The static hissing rushes through Miss Dobai’s lips again; then the lids slide down over her rolled-up eyeballs, and she slumps back in her chair and stays there, seemingly unconscious. The audience remain completely still, waiting to see what will happen next. It’s the master of ceremonies who makes the first move. Rising from his own chair, he addresses them:

“My friends, these channellings have quite exhausted Miss Dobai. Nonetheless, her comatose state indicates that she is still receiving. With your help, we shall, as the control suggested, move on to the table-tilting method.”

He strides across the stage towards the large round table, behind which Miss Dobai sits collapsed and, laying his hand upon its surface, continues:

“First, to dispel any suspicions that the table is mechanically controlled, I would request that a member of the audience, a gentleman rather than lady, step onto the stage and help me lift it.”

There’s a pause; then a man near the front rises from his chair, mounts the stage and, grabbing the table top’s rim while the master of ceremonies clasps the thick stem-leg, helps him raise the whole thing from the floor.
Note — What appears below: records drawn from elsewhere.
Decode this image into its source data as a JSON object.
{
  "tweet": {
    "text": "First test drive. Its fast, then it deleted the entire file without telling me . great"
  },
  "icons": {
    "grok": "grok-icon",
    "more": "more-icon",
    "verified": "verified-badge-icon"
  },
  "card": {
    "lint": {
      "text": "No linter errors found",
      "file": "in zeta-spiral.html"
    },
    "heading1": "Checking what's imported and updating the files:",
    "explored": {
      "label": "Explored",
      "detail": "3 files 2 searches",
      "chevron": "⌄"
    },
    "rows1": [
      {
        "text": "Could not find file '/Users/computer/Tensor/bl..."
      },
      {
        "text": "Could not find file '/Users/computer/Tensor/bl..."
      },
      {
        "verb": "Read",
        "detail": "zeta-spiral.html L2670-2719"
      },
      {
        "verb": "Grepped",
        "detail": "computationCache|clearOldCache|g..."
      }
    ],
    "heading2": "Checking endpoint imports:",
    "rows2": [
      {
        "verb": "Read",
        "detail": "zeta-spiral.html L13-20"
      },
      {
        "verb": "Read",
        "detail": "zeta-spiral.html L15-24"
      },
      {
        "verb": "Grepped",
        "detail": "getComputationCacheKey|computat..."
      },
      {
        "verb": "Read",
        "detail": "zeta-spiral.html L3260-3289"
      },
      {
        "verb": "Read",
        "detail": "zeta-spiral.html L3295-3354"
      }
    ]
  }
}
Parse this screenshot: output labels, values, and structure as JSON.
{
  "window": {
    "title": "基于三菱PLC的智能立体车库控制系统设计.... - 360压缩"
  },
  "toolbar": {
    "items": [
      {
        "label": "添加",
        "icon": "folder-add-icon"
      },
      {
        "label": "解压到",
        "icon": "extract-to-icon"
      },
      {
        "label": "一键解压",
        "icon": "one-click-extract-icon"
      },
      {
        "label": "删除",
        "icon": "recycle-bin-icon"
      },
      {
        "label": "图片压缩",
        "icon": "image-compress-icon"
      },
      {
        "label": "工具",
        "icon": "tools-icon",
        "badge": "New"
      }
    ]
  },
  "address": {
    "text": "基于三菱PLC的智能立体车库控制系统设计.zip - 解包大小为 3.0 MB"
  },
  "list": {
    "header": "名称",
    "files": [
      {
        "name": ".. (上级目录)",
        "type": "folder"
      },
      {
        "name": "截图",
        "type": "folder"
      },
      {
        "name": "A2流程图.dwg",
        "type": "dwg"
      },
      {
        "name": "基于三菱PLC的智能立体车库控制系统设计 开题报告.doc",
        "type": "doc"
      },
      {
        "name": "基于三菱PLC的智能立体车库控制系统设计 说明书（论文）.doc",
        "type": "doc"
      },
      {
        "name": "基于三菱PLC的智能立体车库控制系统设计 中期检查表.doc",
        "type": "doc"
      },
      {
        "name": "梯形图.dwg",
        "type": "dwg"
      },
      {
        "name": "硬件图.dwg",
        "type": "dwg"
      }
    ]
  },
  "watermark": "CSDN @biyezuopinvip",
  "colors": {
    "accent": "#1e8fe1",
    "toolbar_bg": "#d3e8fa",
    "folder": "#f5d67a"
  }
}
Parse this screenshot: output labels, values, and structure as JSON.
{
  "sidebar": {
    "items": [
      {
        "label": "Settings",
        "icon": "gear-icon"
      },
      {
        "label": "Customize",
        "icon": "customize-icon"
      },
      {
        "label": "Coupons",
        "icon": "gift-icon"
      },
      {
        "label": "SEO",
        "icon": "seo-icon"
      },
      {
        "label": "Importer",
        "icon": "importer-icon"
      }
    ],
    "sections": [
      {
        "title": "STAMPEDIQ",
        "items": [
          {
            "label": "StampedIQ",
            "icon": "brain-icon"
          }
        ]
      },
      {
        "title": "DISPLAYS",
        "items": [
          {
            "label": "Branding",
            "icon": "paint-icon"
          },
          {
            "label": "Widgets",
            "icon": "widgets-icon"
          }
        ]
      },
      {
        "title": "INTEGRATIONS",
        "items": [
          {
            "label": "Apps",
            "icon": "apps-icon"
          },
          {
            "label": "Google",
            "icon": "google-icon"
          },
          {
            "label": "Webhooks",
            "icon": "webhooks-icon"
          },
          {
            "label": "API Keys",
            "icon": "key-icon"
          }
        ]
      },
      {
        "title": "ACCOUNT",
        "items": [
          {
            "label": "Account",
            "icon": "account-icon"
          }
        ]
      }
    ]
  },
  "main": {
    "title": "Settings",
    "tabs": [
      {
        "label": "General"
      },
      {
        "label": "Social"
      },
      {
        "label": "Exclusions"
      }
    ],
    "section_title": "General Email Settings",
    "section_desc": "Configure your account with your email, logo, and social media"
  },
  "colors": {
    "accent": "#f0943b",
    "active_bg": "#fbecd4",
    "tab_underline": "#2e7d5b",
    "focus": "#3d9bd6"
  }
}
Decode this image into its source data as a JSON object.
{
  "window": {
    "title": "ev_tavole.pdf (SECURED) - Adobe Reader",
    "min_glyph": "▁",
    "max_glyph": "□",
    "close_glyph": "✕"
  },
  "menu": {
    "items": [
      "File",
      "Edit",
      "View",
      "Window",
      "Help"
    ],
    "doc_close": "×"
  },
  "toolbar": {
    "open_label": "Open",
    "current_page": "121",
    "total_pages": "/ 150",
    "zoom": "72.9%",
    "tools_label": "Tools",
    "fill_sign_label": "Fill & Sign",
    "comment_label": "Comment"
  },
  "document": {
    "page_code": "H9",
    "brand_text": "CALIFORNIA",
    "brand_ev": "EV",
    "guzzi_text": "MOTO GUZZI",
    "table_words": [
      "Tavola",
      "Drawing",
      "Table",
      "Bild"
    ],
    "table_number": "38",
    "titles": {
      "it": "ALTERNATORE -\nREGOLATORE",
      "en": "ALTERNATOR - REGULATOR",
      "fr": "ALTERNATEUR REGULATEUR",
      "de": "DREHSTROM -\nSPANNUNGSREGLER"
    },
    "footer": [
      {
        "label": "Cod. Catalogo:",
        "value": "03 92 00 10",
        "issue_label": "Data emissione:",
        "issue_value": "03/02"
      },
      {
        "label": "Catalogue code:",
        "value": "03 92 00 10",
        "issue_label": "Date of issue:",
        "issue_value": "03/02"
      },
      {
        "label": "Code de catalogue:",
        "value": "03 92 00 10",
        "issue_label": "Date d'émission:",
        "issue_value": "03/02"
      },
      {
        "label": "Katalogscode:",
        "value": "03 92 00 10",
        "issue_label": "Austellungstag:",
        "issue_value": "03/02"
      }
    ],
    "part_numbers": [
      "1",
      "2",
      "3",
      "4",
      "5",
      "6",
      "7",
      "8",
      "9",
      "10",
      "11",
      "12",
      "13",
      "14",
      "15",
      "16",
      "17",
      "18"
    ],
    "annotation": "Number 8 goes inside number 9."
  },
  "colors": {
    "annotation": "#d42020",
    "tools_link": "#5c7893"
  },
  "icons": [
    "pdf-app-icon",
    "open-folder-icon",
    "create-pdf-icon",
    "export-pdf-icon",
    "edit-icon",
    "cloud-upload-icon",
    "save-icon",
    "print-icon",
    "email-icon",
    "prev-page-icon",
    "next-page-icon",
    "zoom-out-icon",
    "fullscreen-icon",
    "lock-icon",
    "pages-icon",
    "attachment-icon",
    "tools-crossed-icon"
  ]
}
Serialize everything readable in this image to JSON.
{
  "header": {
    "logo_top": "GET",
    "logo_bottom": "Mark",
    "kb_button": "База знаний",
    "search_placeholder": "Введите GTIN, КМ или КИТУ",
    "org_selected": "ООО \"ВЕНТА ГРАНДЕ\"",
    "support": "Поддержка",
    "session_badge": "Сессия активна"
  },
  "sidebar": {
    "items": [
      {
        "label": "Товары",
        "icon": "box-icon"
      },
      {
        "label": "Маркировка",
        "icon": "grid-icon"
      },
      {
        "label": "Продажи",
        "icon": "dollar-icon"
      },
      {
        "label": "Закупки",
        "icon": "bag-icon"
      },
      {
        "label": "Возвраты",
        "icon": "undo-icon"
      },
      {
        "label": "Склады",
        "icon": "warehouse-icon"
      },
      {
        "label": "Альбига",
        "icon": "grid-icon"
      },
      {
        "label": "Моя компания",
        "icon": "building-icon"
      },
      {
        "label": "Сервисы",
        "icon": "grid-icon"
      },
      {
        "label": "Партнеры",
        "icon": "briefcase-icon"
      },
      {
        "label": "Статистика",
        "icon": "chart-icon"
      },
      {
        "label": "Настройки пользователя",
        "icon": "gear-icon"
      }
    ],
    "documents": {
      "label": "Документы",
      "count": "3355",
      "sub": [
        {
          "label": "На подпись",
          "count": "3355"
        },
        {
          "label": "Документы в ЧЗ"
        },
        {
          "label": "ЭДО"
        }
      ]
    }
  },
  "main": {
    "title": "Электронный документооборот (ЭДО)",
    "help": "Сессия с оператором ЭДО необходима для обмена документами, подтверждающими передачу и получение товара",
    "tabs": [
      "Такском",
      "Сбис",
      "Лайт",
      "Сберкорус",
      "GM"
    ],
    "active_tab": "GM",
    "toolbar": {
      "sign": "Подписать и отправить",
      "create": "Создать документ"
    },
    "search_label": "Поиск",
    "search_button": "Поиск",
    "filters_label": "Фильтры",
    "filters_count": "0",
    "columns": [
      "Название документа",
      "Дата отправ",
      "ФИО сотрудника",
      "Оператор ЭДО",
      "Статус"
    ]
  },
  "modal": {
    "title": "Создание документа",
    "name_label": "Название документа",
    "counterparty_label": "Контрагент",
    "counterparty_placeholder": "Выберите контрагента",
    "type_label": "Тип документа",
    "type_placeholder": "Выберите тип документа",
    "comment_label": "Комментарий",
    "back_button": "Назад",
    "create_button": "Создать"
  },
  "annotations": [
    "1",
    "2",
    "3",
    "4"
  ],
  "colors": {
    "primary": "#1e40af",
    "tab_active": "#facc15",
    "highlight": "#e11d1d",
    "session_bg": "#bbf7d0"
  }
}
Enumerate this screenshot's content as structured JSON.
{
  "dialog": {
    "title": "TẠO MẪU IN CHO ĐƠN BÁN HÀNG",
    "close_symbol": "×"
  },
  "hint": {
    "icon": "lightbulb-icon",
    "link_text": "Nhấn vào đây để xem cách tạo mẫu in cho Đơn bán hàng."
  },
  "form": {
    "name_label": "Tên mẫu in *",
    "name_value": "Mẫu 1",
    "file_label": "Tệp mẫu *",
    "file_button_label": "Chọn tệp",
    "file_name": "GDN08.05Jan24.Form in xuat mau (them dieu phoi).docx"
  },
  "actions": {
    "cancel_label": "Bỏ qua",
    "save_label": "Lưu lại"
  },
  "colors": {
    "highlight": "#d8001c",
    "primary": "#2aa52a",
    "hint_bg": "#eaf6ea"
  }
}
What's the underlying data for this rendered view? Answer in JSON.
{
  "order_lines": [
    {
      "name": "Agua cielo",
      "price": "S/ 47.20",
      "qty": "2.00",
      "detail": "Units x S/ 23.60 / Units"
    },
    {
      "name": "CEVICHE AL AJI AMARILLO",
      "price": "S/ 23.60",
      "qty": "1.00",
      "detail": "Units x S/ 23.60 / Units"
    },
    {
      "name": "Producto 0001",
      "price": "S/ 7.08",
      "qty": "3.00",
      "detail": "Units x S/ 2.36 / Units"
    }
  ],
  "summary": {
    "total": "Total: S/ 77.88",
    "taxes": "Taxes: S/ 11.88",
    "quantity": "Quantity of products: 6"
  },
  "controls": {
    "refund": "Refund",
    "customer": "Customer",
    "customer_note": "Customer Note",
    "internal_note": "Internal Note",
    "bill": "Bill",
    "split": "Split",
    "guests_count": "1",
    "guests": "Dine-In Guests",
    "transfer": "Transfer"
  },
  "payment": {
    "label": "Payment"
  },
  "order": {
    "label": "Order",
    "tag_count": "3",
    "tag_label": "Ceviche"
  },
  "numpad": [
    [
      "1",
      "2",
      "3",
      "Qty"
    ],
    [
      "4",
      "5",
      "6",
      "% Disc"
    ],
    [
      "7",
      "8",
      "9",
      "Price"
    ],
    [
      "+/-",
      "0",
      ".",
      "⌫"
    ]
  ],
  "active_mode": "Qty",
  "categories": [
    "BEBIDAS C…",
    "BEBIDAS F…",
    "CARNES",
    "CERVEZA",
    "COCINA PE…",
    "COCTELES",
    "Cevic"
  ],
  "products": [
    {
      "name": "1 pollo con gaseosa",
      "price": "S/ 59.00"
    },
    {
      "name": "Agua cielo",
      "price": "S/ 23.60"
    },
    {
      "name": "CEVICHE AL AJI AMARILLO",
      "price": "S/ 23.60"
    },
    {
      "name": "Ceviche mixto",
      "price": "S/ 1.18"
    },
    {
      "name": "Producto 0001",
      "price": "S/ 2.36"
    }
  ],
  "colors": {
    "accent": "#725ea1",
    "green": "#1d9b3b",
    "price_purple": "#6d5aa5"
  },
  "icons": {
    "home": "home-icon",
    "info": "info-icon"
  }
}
The two of them then walk the table round the stage.

“As you can see,” the master of ceremonies says to the audience, his voice a little strained by the exertion, “no strings or wires or any other mechanism connect this object to a point from which lever or switch might influence its movement.”

He motions to his volunteer to set the table down again, in its original spot. When they’ve done this, but before the volunteer has left the stage, he tells him: “Stay here, sir, if you will-just here, beside the blackboard.” He positions him accordingly, between the table and his own spot at stage right, in front of the easel-mounted board, before continuing: “And if a second volunteer would be so kind as to make him- or herself available…”

Two people rise from chairs: one male, one female.

“We will use the lady,” the master of ceremonies says. “Your task, madam,” he continues as he leads her by the hand onto the stage and places her beside the secretary, “will be to call out, slowly and clearly, all the letters of the alphabet, in the correct sequence. Should the table respond at any point during your recitation, you shall pause; the gentleman shall mark down the letter you’ve just called out; then you shall recommence pronouncing all the letters, beginning once more with A. Have I made the procedure clear to both of you?”

Both gentleman and lady nod. The master of ceremonies moves back to his spot at stage right, casts a glance across the now quite populated stage-the blackboard-staffing gentleman with chalk in hand, the soporific medium behind her table, the mousey secretary at her desk and the nervous lady standing beside her-and, satisfied, instructs the lady to begin. Blushing, she calls out:

“A, B, C, D, E, F, G…”

Serge shifts his gaze back and forth between the table and Miss Dobai. Both seem perfectly inanimate. The nervous lady moves on through the alphabet’s middle stretch:

“L, M, N, O, P, Q…”

Still nothing’s happening. When she pronounces Y though, the table top dips-unmistakeably, a clear forward tilt towards the audience, who gasp in amazement.

“Mark it down,” the master of ceremonies instructs the man at the blackboard. He does so, drawing a Y in its upper left corner. The table top tilts back until it’s even again.

“How can it do that?” Serge asks. The tingling in his blood is growing stronger. It’s not a sensation he’s experienced before; nor is it pleasant: it’s a bad type of tingling, as though he’d been injected with a mixture that was somehow not quite right.